1837年に卒業し1840年にはブラジルにわたった。
肺からの出血が止まらず健康的にすぐれないので、スウェーデンから遠い南国への転地療養でもあった。だがこの病は、ブラジルへの船旅中に太陽と潮風などにより回復したというから転地療養がうまくいったことになる。
リオデジャネイロの医学校に入学し、カルダスという小さな村に生涯住むことになる。
ここに、土地とコーヒー園を取得し、コーヒーが順調に伸びて財を形成することになる。この財産を一生の道楽である植物の調査探索と研究のために使った。
膨大な植物と標本を収めるハーバリウムを作り、多くの植物学者がここに滞在した。カルダスという小さな村でのレグネル植物館は察するに相当目立ったことだろう。
これだけなら単に植物好きの偏屈な独身金持ちで終わったが、母国スウェーデンにブラジルの植物研究を進める基金をつくり、植物調査などを支援する“Regnellian Herbarium”設立の資金提供を行った。
設立された“The Regnellian herbarium”には、中南米カリブ海などアメリカの植物標本40万件が集約されているそうだ。

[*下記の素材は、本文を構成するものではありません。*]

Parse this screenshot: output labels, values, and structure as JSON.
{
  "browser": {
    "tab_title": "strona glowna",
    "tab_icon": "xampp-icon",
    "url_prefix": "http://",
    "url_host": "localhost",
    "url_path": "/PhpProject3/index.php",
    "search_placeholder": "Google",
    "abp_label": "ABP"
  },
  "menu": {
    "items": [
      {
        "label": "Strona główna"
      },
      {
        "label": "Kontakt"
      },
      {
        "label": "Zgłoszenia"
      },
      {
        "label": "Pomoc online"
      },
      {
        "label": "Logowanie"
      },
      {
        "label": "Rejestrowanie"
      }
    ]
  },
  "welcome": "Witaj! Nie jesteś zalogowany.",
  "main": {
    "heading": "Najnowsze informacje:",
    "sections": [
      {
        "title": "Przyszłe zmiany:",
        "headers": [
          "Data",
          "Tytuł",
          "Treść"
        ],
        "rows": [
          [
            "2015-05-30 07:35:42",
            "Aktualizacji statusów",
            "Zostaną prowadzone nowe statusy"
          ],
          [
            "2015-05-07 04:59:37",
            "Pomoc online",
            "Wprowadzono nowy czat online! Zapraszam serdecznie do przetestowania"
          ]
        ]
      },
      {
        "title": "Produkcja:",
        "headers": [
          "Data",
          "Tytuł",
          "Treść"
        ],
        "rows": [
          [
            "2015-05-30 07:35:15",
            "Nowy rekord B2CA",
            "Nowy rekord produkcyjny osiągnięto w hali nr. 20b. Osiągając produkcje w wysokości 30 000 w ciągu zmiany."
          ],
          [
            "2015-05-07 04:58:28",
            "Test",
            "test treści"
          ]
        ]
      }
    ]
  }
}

今では世界の科学振興の基金となっている“ノーベル賞”は、1901年にノーベル(1833 – 1896)の遺言ではじまったが、これよりチョッと前に、南米の植物の範囲で、レグネルの研究支援が始まっていた。
ノーベル賞は、贖罪的な要素もあるが利益を社会還元するスケールの大きさに感心するが、的を絞ったレグネルのドネーションも素晴らしい。
ブラジルのセージ S.ガラニチカは、採取日不明だが、レグネルの標本館にあったという。このセージは、健康と勇気と社会貢献を教えてくれるセージでもあり、不老長寿の伝説を創る1話となっても良さそうだ。